My beautiful little girl, who I used to dress so prettily when she was younger, can be a bit untidy. She’s very independent and doesn’t quite do her hair very neatly but I always try to instill in them both a sense of pride when it comes to wearing their school uniform. Teaching them to be proud of their school uniform, their scout uniform of even their dance uniform, helps them to feel part of a group. They’re representing that organisation and should be proud to do so. Same as the soldiers did in past wars. Seeing the Australian flag flying high at commemorative events such as ANZAC Day instills such pride in me as it should do my children. Even though I’m only a first generation (on my father’s side) and third generation (on my mother’s side) Australian, I was born here and extremely proud to be Australian. I’m proud that people were willing to die for my country so that I could live in freedom today.
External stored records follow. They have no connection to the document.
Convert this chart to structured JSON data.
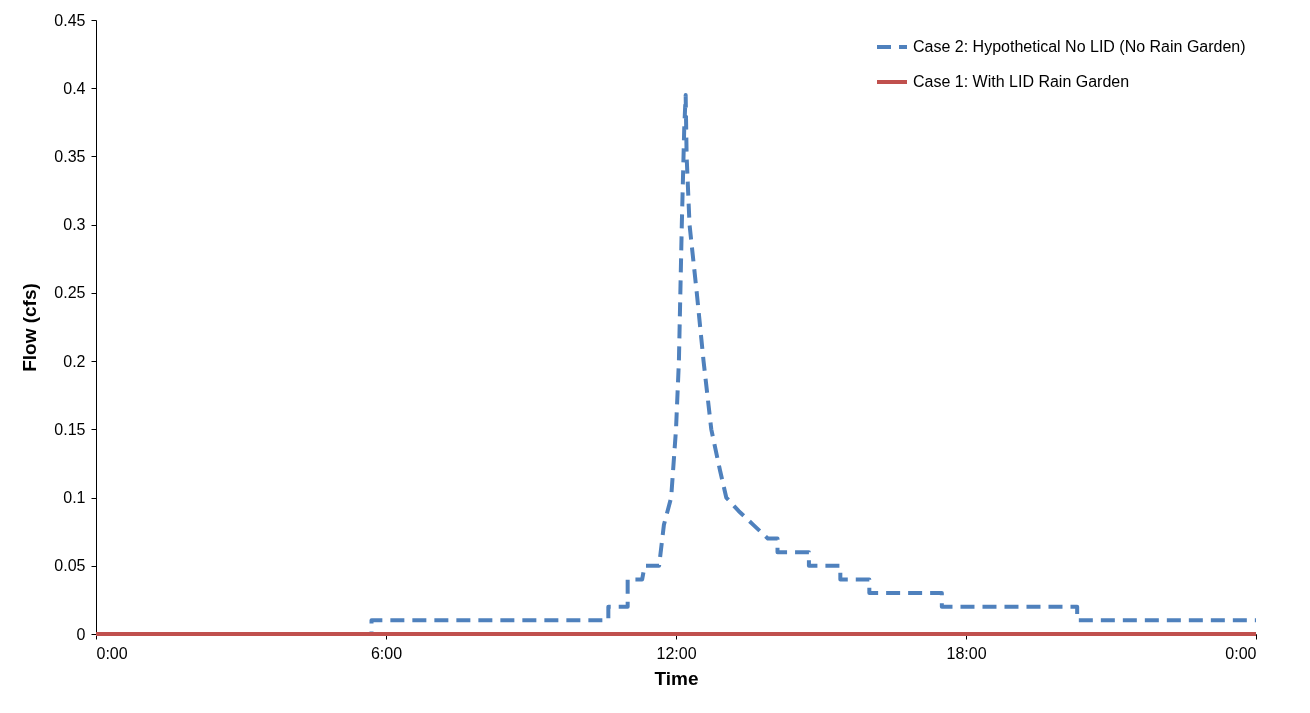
{
  "chart_data": {
    "type": "line",
    "xlabel": "Time",
    "ylabel": "Flow (cfs)",
    "xlim": [
      0,
      24
    ],
    "xticks": [
      {
        "value": 0,
        "label": "0:00"
      },
      {
        "value": 6,
        "label": "6:00"
      },
      {
        "value": 12,
        "label": "12:00"
      },
      {
        "value": 18,
        "label": "18:00"
      },
      {
        "value": 24,
        "label": "0:00"
      }
    ],
    "ylim": [
      0,
      0.45
    ],
    "yticks": [
      0,
      0.05,
      0.1,
      0.15,
      0.2,
      0.25,
      0.3,
      0.35,
      0.4,
      0.45
    ],
    "grid": false,
    "legend": "top right",
    "marker": "none",
    "series": [
      {
        "name": "Case 2: Hypothetical No LID (No Rain Garden)",
        "color": "#4f81bd",
        "line_style": "dashed",
        "x": [
          0,
          5.7,
          5.7,
          10.6,
          10.6,
          11.0,
          11.0,
          11.3,
          11.35,
          11.65,
          11.75,
          11.9,
          12.0,
          12.06,
          12.12,
          12.17,
          12.2,
          12.22,
          12.28,
          12.43,
          12.57,
          12.73,
          12.91,
          13.04,
          13.3,
          13.6,
          13.9,
          14.1,
          14.1,
          14.75,
          14.75,
          15.4,
          15.4,
          16.0,
          16.0,
          17.5,
          17.5,
          20.3,
          20.3,
          24
        ],
        "values": [
          0,
          0,
          0.01,
          0.01,
          0.02,
          0.02,
          0.04,
          0.04,
          0.05,
          0.05,
          0.08,
          0.1,
          0.15,
          0.2,
          0.3,
          0.37,
          0.395,
          0.35,
          0.3,
          0.25,
          0.2,
          0.15,
          0.12,
          0.1,
          0.09,
          0.08,
          0.07,
          0.07,
          0.06,
          0.06,
          0.05,
          0.05,
          0.04,
          0.04,
          0.03,
          0.03,
          0.02,
          0.02,
          0.01,
          0.01
        ]
      },
      {
        "name": "Case 1: With LID Rain Garden",
        "color": "#c0504d",
        "line_style": "solid",
        "x": [
          0,
          24
        ],
        "values": [
          0,
          0
        ]
      }
    ]
  }
}
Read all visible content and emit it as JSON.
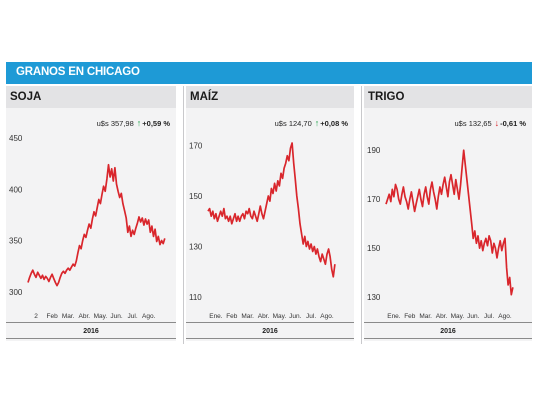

They may only be symbols but my kids need to know that sense of pride those people had in representing their country in wars. There are still people in parts of the world who honour Australians for the sacrifice they made in helping save their towns and countries. 

HONOUR

This I believe is probably one of the biggest lessons I need to teach my children and one that they should never forget. To have respect for those people who served in those wars. There’s not many of them left from World War II and they might just be old men and women in the street. You wouldn’t know. But it’s respect for all people from all walks of life. It’s respect for yourself. It’s honouring your parents, respecting your teachers and other people in authority. Everyone has a story and you don’t know what they’ve been through. My children need to realise that there’s a whole big world out there, full of people from all walks of life and my children are just a small part of it. As they’re getting older, they’re starting to feel entitled and so self righteous. They don’t know how to back down from an argument. I want them to be assertive but thinking that their opinion is the only opinion is wrong. They need to know that those people who went before them were honourable, they did what they were told, without questioning authority and held their country, flag, people in authority and their parents in the highest regard. 

I’m sure my kids will ‘get it’ but I won’t sit by and watch my son giggle at something as somber as an ANZAC Day ceremony. I’m not going to chastise him but talk to him, at his level about the men and women of Australia who were brave, who were honourable and who are proud to be Australian.